The combat is another slice of the pizza that’s been left on the counter for too long. It’s simple, boring and provides no actual challenge. You use left mouse button to swing your weapon, the longer you hold it the more damage you do, and when using a shield the right mouse button will provide defense via the same system. If you use a bow you also have to take into account that arrows will drop over a distance, forcing you to gauge the arch. All very straight forward and simple and similar to games like Mount and Blade, to the point that it’s beginning to feel dated by other games nearing launch. There is some hope in the system gaining some new life via the ability system though. As of now though there are only passive abilities giving you bonuses for the likes of stamina and fighting, but in the future we will also see active abilities, perhaps giving more ‘umpf’ to the action of the game.

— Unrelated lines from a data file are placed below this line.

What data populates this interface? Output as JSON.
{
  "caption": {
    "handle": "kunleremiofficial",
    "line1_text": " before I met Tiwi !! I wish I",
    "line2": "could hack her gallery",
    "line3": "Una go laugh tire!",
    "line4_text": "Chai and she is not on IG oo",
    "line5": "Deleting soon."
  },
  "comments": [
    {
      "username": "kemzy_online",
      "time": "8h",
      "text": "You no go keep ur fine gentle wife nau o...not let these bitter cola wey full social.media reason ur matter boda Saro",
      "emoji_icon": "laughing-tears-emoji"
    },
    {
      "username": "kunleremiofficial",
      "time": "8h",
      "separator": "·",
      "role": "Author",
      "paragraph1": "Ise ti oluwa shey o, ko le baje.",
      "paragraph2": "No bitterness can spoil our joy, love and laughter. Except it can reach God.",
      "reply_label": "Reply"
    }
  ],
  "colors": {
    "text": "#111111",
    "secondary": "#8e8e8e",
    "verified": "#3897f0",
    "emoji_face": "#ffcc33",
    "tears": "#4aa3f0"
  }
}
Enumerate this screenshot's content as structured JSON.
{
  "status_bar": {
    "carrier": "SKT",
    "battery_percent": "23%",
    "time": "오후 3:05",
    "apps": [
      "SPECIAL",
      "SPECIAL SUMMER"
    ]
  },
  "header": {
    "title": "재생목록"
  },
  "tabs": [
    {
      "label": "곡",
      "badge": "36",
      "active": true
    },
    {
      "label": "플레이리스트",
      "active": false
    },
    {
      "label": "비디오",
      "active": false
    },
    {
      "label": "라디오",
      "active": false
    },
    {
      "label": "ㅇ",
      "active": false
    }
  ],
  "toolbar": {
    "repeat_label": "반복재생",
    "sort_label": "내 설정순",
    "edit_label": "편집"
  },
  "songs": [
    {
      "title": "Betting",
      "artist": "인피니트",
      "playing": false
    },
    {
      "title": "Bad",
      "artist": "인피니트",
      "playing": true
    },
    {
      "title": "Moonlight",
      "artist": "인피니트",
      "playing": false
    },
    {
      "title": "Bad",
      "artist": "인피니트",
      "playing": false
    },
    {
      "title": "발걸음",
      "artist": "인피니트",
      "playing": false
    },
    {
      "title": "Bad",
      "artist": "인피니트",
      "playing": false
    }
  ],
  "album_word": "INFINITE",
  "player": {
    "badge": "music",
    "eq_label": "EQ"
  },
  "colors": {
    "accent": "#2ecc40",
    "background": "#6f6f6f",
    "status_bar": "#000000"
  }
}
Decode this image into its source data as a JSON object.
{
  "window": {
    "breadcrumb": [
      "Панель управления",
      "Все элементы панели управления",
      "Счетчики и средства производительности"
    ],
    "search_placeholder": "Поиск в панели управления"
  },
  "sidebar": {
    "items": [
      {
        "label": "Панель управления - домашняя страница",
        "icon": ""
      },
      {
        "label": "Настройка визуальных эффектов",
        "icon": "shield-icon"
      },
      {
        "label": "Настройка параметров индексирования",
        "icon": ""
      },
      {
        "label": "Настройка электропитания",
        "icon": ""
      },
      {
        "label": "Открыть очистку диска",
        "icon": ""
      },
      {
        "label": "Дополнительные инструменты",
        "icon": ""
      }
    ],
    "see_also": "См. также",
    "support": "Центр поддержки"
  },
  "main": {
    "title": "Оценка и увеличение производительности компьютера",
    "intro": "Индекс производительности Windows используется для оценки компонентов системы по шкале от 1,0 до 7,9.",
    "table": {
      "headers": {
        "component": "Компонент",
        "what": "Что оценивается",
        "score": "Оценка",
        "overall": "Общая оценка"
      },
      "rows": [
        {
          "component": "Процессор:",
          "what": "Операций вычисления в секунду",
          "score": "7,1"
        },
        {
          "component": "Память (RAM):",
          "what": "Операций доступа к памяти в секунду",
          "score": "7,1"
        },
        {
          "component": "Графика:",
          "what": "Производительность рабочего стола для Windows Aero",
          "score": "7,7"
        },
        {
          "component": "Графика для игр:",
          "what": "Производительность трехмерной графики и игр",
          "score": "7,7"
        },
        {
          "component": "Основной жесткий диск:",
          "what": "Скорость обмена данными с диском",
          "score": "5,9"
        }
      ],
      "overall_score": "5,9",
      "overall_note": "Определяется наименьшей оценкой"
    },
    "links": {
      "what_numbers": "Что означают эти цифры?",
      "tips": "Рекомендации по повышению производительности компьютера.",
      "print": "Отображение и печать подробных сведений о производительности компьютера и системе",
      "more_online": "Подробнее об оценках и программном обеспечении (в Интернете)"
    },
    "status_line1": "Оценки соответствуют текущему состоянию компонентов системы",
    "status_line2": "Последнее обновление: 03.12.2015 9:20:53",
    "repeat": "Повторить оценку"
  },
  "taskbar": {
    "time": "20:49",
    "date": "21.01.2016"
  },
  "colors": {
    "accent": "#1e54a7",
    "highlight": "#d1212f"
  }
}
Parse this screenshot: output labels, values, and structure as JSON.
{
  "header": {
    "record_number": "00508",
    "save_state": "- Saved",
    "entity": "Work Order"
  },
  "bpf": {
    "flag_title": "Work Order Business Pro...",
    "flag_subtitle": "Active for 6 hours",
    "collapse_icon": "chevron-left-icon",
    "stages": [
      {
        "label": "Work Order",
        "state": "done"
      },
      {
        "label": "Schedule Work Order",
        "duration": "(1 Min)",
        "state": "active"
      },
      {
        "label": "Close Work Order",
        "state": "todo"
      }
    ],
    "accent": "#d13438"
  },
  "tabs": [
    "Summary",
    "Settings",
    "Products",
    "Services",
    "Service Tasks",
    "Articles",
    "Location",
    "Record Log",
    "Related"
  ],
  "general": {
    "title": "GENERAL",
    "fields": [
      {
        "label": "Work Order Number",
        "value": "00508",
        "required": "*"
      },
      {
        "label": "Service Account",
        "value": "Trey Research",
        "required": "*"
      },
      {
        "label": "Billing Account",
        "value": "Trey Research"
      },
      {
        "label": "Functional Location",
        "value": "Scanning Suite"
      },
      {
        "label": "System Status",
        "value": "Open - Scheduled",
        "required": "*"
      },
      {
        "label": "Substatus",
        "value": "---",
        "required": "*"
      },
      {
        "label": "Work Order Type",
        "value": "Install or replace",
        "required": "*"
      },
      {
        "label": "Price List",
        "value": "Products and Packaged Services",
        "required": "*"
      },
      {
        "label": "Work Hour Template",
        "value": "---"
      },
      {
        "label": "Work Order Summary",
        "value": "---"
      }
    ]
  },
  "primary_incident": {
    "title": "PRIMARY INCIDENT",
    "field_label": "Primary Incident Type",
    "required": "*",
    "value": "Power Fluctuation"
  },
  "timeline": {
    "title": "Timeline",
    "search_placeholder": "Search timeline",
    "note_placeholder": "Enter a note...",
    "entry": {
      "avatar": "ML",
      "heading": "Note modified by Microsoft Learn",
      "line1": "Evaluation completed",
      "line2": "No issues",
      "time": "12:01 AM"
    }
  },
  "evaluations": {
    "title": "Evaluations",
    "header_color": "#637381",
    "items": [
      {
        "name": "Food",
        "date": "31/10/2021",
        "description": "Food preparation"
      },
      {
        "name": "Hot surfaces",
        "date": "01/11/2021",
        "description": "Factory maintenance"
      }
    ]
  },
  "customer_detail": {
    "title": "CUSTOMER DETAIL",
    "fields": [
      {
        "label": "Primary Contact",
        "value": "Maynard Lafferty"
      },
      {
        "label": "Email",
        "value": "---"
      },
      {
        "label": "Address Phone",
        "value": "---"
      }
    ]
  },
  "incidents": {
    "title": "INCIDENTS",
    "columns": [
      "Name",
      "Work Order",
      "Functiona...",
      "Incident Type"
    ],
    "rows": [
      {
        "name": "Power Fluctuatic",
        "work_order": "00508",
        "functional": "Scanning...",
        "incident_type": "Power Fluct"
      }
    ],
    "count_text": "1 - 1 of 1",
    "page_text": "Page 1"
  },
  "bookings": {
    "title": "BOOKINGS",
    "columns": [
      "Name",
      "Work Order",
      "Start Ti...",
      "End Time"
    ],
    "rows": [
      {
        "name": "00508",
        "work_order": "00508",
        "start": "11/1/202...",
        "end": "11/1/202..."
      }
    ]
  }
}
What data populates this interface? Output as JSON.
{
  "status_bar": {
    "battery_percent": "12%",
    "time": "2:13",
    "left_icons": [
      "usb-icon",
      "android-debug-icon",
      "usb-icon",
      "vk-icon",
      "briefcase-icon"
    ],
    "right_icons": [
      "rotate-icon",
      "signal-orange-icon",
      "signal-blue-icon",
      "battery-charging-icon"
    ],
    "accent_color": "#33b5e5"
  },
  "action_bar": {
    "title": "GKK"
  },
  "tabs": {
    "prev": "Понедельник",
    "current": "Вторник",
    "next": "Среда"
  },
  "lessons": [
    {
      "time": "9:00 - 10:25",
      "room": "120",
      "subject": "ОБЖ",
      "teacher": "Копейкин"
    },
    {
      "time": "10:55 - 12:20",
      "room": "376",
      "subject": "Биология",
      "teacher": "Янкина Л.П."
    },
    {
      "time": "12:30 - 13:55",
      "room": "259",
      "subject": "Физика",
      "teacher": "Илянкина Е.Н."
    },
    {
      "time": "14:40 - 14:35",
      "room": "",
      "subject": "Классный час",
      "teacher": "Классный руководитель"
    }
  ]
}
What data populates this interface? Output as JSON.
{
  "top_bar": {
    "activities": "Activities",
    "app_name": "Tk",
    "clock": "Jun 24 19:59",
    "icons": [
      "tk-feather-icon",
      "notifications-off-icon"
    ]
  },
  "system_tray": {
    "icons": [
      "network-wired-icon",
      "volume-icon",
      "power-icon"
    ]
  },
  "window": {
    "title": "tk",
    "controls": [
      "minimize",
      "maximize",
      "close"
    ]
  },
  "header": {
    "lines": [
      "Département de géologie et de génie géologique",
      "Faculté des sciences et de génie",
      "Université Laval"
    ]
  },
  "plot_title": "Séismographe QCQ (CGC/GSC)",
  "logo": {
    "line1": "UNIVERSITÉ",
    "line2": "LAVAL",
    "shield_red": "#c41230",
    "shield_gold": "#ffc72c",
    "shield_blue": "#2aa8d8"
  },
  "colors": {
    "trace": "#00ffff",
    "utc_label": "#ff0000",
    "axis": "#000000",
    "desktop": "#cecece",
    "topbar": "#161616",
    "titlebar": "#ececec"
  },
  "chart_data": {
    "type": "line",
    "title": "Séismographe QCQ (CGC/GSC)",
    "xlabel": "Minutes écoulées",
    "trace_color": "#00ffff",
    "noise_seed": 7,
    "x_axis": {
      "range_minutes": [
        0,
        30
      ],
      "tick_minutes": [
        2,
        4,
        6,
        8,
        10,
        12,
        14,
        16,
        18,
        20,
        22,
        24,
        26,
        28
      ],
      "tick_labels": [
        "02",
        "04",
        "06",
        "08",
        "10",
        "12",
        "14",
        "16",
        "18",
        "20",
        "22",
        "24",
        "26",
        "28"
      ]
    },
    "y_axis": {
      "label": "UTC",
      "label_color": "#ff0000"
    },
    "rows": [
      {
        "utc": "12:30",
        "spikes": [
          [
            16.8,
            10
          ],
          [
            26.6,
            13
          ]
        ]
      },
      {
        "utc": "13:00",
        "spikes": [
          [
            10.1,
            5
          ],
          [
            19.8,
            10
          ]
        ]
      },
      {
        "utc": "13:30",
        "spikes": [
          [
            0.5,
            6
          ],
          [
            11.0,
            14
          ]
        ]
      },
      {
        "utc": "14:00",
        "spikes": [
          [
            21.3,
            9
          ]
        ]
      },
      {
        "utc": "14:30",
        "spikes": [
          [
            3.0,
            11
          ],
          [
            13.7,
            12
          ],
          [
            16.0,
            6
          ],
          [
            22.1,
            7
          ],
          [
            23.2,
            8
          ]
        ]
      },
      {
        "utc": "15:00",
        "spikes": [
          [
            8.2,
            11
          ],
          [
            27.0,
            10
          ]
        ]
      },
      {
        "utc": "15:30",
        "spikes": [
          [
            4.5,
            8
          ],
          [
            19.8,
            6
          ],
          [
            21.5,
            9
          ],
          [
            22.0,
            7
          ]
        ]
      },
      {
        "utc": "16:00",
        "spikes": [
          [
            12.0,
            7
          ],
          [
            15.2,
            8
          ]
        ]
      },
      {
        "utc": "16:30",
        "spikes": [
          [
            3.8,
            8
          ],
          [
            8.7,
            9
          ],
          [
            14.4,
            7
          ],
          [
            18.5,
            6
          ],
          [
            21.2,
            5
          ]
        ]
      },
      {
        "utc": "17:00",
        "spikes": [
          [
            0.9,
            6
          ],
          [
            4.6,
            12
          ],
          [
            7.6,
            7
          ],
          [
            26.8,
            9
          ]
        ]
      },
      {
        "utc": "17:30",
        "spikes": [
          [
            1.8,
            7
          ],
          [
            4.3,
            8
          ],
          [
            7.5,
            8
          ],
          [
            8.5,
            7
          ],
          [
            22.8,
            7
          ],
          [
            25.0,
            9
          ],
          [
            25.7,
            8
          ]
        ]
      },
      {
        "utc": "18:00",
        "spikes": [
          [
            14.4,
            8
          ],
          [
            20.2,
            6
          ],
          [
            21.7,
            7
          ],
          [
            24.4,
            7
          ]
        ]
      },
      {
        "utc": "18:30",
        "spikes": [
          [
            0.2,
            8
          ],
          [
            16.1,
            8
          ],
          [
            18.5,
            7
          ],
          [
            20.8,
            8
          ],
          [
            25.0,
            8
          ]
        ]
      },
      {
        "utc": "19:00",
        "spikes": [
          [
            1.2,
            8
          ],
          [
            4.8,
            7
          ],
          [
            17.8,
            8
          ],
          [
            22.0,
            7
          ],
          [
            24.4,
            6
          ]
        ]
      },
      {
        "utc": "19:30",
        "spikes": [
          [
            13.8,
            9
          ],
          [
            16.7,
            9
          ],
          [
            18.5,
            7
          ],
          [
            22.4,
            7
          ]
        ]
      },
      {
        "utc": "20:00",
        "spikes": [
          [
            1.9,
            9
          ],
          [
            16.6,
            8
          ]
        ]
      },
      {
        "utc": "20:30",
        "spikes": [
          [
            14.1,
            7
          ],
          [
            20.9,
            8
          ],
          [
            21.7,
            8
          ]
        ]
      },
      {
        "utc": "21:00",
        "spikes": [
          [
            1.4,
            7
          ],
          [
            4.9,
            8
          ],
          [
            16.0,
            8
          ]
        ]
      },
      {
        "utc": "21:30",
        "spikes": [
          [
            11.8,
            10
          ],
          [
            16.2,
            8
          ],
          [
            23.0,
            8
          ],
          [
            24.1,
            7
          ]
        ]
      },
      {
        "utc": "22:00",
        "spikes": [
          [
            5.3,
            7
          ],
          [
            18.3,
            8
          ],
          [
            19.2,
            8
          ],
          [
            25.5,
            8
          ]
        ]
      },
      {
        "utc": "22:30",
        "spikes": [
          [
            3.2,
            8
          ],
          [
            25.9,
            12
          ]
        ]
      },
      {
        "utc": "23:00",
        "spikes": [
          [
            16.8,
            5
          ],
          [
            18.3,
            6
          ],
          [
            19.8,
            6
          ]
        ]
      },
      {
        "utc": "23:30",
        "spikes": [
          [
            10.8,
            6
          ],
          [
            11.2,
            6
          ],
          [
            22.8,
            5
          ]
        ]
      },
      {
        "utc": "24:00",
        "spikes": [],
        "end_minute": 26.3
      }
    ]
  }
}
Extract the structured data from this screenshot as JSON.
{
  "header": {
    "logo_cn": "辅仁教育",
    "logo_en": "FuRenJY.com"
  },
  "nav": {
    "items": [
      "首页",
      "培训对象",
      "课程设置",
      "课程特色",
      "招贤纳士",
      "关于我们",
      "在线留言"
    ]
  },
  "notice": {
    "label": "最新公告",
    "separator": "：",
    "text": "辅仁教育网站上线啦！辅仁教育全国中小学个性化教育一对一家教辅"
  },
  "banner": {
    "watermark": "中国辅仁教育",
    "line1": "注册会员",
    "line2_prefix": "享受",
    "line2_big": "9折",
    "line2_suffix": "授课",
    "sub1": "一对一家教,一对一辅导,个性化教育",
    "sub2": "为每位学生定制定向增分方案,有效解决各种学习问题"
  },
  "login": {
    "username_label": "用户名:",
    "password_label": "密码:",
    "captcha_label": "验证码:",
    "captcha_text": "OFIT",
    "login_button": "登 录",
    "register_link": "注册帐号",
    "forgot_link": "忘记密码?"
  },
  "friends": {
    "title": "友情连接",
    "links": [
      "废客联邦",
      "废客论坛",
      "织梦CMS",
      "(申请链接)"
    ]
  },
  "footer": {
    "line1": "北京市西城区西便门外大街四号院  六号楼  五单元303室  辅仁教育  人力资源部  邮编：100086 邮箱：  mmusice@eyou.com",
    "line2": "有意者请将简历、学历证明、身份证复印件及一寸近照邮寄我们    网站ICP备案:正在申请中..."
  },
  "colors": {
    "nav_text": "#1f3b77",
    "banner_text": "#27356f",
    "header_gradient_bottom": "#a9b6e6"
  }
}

The current action of the game isn’t stale, far from that really, but it does feel like there is something missing to the fight. Right now if you are a solo adventurer roaming the lands fighting for your nation there isn’t a lot to it. You sometimes get a notification in your screen where fights are happening, and if you don’t stroll towards the marker you might find some action. The game does provide you guilds, enabling people systems to play together and fight under the same banner to gain a reputation throughout the land. This is where you will also find most of your PvP action. Forming a group can be difficult, but so incredibly worth it if you want to experience this game to its full potential. Running around with your group, fighting over castle control or in nice atmospheric places like the swamp can give you memories that you will still remember in the years to come. But right now the game isn’t forcing you to this, it isn’t helping you to do anything – experiencing Gloria Victis to the fullest is entirely on your drive to find the action and fun.
State of the Beta: Fair
And that in itself is scary; it is what scares people away including what scared me away a year ago. The game doesn’t feel like an RPG, it feels like an open world sandbox game. But without all the things you expect from an open world sandbox in 2016. Crafting acts as merely a way to progress your character, and not change the world around you. However, I have to admit not everyone is intimidated by the current state of Gloria Victis. The community has grown substantially, and group battles are becoming a more common occurrence. Burgeoning elements of roleplaying are starting to form as well. It is definitely respectable that the developers are working on their dream game for all this time, especially now that the game is starting to see a bit of success. Still the pace of development is too slow to keep up with the modern gaming community’s standards. Medieval MMORPG sandbox games are a serious niche genre as is, and I don’t see Gloria Victis packing the chops to change that in the foreseeable future. It’s like an empty shell. The shell has all the markings of being an industry indie bombshell like DayZ, but I doubt it will ever fill the shell to reach that goal.